We cannot pretend that we were able to offer every kind of assistance to all who were in need. We were unable to reach every downtrodden and bitter soul throughout the Land, to participate in every joyous occasion of our fellow natives, to take part in their sad and sorrowful events; for indeed, the lot of most of the people in the Land was not always good, and everyone was immersed in their own matters and worries. However, the little that we did was done with the best of intentions and enthusiastic participation, with faithful brotherly feelings. We were unable to do much, for we did not have the required means. Lack of financial resources always troubled us, and prevented us from actualizing all of our proper and good intentions toward those in need.

Contact with the Zgierz Natives in the United States

Immediately from the time of the founding organization, we turned with a heartfelt request to the Zgierz Landsmanschaft in America. We informed them of the situation of the Holocaust survivors who had come to the Land, and requested their financial help to support those in need. Unfortunately, the leadership there was not attuned to the holy task of that fateful period of time. They also did not answer the frequent letters requesting help in publishing the Book of Zgierz. Later, we heard that the Landsmanschaft had completely disbanded and ceased to exist.

Special Events in the Life of the Organization

The leadership of the organization was very successful in its annual meetings. It also attempted to arrange get-togethers and social events with a pleasant, family atmosphere. One of the events that was quite successful was the large party in 1959 that took place in the Maksim hall in Tel Aviv, with a full program. The income from this party was designated for the fund to assist the natives of our city. Another gathering of that year, of a different sort, that remains in my memory, was the gathering on Mount Zion in Jerusalem to dedicate the marble tablet in the “Holocaust Cellar” in memory of the of the community of Zgierz. This ceremony of the dedication of the tablet, that took place with the participation of a large number of Zgierzers, was quite moving. That memorial tablet was a gift from the Zgierz native Avraham the son of Shalom Tzvi of blessed memory Szewach.

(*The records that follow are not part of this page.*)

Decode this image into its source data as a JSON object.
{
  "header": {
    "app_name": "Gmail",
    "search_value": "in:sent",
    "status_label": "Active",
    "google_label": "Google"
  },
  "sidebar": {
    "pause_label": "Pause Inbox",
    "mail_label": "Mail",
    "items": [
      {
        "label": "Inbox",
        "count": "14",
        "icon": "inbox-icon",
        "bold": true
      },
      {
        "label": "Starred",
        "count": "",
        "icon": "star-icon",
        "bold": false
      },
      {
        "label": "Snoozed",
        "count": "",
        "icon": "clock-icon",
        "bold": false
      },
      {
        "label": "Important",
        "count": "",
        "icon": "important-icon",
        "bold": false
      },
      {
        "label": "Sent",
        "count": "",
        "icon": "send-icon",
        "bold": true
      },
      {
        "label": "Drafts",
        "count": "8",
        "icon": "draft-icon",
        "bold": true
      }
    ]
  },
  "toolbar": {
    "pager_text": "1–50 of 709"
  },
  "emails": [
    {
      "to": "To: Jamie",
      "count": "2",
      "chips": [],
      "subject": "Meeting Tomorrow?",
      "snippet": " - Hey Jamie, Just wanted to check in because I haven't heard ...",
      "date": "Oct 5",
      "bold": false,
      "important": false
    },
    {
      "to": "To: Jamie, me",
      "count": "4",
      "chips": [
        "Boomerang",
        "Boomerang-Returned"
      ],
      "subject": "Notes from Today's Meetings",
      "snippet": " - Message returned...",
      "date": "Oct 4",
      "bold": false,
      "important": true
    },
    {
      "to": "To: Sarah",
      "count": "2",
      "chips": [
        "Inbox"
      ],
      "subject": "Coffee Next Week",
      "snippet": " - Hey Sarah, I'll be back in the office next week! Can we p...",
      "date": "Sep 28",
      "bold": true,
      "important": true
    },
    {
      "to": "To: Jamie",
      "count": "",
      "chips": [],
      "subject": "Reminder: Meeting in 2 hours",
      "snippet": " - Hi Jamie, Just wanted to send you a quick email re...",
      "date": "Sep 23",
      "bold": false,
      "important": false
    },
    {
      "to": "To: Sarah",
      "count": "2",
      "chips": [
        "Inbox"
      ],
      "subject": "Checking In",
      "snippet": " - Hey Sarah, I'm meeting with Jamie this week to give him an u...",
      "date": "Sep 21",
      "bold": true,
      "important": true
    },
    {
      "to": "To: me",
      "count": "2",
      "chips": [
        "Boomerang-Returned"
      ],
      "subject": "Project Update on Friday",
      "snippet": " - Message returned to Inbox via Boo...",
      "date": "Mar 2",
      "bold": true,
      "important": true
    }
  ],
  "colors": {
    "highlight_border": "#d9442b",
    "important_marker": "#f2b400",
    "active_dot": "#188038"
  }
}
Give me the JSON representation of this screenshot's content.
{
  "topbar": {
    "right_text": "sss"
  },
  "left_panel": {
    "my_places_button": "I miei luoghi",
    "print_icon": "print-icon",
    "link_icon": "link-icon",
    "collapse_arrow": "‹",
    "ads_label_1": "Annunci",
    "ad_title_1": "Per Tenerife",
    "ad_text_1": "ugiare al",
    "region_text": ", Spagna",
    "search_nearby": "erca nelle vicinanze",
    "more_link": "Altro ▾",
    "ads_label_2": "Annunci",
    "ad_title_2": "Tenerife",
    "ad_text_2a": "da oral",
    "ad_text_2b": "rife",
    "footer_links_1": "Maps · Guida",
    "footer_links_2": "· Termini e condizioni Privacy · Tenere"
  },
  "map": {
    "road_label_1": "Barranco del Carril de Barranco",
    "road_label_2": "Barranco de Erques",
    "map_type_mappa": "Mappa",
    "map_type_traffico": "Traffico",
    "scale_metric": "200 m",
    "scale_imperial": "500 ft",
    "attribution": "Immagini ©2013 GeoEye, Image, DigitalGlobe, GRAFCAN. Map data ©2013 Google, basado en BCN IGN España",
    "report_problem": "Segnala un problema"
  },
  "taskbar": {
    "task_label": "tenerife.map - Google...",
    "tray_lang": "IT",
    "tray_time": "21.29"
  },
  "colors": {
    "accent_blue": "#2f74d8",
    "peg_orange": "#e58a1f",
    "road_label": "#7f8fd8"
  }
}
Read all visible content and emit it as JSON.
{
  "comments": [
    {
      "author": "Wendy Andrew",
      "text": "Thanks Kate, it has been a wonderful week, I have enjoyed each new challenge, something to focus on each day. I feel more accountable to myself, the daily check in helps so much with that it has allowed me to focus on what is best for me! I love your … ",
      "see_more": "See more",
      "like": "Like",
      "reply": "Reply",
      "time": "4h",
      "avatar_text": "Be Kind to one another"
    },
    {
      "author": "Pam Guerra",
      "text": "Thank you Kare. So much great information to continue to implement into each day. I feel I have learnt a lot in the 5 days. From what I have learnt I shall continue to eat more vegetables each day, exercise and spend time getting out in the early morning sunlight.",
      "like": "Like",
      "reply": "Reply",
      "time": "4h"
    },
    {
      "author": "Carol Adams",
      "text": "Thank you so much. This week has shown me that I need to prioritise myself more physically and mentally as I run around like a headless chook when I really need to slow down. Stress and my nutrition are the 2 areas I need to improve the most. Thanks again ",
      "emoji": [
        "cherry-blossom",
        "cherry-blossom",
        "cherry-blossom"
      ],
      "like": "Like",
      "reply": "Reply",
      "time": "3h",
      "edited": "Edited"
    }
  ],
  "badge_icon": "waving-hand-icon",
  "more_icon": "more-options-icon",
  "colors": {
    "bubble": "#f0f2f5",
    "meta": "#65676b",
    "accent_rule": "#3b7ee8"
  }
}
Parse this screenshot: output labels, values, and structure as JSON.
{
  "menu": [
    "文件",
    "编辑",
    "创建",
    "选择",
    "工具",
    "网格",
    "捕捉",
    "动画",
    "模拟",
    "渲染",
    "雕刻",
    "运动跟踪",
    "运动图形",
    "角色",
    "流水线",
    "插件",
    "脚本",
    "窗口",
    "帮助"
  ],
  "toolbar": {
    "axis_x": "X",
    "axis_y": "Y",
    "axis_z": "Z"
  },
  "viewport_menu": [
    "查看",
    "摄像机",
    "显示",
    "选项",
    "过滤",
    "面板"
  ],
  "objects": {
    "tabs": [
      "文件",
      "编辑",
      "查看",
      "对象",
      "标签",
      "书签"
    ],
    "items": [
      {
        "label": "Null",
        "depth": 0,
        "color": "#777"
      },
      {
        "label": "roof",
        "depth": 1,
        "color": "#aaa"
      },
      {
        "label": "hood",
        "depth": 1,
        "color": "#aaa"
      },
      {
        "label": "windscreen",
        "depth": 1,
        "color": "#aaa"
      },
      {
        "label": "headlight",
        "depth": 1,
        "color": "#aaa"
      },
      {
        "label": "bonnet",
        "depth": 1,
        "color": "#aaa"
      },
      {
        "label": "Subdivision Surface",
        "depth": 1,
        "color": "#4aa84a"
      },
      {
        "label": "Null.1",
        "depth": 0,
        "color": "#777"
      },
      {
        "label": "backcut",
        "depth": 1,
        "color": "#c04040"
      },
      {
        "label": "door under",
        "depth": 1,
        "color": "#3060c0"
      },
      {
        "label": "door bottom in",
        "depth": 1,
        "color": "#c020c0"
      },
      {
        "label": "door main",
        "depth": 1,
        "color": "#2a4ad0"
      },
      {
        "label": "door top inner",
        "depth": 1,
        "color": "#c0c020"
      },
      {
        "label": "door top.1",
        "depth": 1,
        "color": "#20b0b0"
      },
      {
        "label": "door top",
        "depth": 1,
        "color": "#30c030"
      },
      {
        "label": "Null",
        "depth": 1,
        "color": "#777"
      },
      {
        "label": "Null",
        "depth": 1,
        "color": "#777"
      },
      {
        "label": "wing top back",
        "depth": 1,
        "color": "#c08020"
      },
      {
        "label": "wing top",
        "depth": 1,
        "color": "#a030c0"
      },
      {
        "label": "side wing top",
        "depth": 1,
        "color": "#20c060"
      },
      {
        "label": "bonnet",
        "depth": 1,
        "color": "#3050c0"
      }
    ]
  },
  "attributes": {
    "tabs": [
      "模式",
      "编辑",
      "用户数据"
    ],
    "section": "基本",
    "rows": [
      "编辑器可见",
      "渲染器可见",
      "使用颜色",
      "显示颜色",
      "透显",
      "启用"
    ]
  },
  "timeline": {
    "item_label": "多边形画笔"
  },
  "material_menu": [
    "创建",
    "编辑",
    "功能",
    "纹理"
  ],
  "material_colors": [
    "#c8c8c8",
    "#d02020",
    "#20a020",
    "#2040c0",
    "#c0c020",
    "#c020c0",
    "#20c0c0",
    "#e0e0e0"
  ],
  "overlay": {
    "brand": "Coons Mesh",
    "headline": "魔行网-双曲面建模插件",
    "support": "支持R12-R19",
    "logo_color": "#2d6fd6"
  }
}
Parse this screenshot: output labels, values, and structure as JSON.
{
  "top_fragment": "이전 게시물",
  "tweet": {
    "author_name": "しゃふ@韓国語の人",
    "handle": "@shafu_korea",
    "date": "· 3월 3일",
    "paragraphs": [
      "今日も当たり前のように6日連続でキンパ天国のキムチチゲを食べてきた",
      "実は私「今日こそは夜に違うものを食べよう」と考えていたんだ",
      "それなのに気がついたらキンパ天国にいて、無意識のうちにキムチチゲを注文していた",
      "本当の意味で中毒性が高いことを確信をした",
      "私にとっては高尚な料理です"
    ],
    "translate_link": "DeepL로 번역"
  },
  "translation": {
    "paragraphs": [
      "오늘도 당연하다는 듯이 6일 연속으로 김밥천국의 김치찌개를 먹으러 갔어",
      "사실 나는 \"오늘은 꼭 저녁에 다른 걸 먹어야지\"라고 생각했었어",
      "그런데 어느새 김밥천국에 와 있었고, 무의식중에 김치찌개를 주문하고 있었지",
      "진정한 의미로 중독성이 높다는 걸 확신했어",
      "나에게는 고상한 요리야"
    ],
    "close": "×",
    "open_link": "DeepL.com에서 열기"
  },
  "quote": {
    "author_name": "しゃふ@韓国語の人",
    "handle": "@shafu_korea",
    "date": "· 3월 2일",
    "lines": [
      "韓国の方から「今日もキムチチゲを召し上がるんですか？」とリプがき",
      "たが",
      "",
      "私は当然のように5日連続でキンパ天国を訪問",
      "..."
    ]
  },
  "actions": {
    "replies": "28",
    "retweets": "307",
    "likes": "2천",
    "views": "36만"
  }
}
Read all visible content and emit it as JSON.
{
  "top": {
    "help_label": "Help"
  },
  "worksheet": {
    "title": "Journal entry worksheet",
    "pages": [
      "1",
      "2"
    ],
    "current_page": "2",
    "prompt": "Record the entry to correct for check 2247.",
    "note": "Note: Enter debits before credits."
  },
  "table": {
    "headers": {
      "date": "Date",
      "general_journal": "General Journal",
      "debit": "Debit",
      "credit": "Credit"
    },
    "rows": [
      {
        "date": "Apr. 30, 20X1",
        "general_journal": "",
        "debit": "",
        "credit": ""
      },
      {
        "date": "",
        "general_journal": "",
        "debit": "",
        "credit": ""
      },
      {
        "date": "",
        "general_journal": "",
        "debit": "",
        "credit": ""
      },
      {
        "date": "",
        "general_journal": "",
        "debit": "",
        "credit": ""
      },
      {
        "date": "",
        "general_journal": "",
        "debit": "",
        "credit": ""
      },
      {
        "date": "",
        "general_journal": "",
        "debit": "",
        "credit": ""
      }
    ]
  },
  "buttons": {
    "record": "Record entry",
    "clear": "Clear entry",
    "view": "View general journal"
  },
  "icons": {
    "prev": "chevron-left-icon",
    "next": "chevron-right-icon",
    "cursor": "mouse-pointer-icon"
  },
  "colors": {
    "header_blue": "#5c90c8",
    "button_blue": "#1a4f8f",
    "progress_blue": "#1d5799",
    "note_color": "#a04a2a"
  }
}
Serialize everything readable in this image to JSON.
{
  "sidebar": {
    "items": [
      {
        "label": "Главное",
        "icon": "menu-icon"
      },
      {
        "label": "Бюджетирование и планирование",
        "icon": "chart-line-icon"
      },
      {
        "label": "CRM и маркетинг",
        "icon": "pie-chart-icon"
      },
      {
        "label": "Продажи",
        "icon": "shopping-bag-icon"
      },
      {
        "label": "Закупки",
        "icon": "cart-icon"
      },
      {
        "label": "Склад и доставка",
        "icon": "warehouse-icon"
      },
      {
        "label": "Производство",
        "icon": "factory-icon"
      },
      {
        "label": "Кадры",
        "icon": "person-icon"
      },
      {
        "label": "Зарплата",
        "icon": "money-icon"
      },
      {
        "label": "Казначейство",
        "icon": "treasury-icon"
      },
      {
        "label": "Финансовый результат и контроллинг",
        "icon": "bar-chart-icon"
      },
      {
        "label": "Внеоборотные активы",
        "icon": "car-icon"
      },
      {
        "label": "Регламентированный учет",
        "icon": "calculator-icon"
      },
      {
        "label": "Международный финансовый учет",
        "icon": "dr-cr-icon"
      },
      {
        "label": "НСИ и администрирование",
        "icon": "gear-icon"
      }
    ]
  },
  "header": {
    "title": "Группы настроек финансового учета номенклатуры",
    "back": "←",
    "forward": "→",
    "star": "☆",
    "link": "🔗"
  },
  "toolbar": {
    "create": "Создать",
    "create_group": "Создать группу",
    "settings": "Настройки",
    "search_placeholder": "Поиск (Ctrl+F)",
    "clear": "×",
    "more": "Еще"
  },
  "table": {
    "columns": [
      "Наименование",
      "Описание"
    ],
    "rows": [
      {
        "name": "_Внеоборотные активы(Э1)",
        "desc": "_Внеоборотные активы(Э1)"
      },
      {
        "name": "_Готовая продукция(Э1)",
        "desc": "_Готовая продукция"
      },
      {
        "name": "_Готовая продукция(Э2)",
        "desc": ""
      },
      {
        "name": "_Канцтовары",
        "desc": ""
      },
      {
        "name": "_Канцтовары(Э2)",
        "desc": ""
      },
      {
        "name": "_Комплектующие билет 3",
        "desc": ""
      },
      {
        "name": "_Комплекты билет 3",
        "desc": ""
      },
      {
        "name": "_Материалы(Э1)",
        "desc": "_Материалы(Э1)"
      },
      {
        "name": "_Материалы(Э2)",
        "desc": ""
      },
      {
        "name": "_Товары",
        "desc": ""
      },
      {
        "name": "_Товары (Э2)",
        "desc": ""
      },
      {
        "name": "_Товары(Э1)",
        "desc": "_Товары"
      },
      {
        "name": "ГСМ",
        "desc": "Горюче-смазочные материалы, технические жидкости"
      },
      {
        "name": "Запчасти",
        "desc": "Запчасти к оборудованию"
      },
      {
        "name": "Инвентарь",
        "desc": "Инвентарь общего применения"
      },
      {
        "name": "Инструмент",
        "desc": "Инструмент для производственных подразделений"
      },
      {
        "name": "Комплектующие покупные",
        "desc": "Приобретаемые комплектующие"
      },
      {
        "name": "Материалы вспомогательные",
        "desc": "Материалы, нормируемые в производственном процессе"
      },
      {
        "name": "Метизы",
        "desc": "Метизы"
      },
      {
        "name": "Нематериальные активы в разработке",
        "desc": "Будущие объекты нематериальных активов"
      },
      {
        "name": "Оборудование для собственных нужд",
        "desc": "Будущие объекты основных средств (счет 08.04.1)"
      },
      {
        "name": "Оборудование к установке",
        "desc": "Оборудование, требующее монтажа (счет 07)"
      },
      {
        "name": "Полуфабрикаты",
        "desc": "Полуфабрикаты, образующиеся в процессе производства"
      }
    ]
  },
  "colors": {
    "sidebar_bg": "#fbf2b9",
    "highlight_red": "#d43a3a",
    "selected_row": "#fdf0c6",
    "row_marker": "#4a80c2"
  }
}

In general, the year 1959 – the 20th anniversary of the expulsion from Zgierz – excelled as an active year for the Zgierz natives.

The visit to Israel of the well-known communal activist, known to all of the Zgierz natives in Israel, Mr. Fabian Grynberg and his wife, was an important event in the family of Zgierz natives in Israel. The committee organized a friendly gathering with important guests, over a glass of tea, in the hall of “Beit Lissin”. The guests were greeted with speeches of welcome by Yosef Katz, W. Fiszer and others.

Some Words About the Book

The social activities of the organization did not remove the matter of a Yizkor Book from the order of the day. This was one of the main objectives of the organization, and the book was the main theme at every gathering and meeting. However, life made its demands, and the assistance efforts for the immigrants from Zgierz who were suffering from need always took first place. Nevertheless, several members of the committee dedicated themselves to the matter of the book immediately upon arriving in the Land, and dedicated all of their time after a day of work. They did this with complete dedication to their personal responsibility, without requesting assistance from anyone. They went to the archives, perused books, notebooks, and newspapers, collecting any article or statement that might serve as material for the book. These were the years of gathering and preparation for the task to come.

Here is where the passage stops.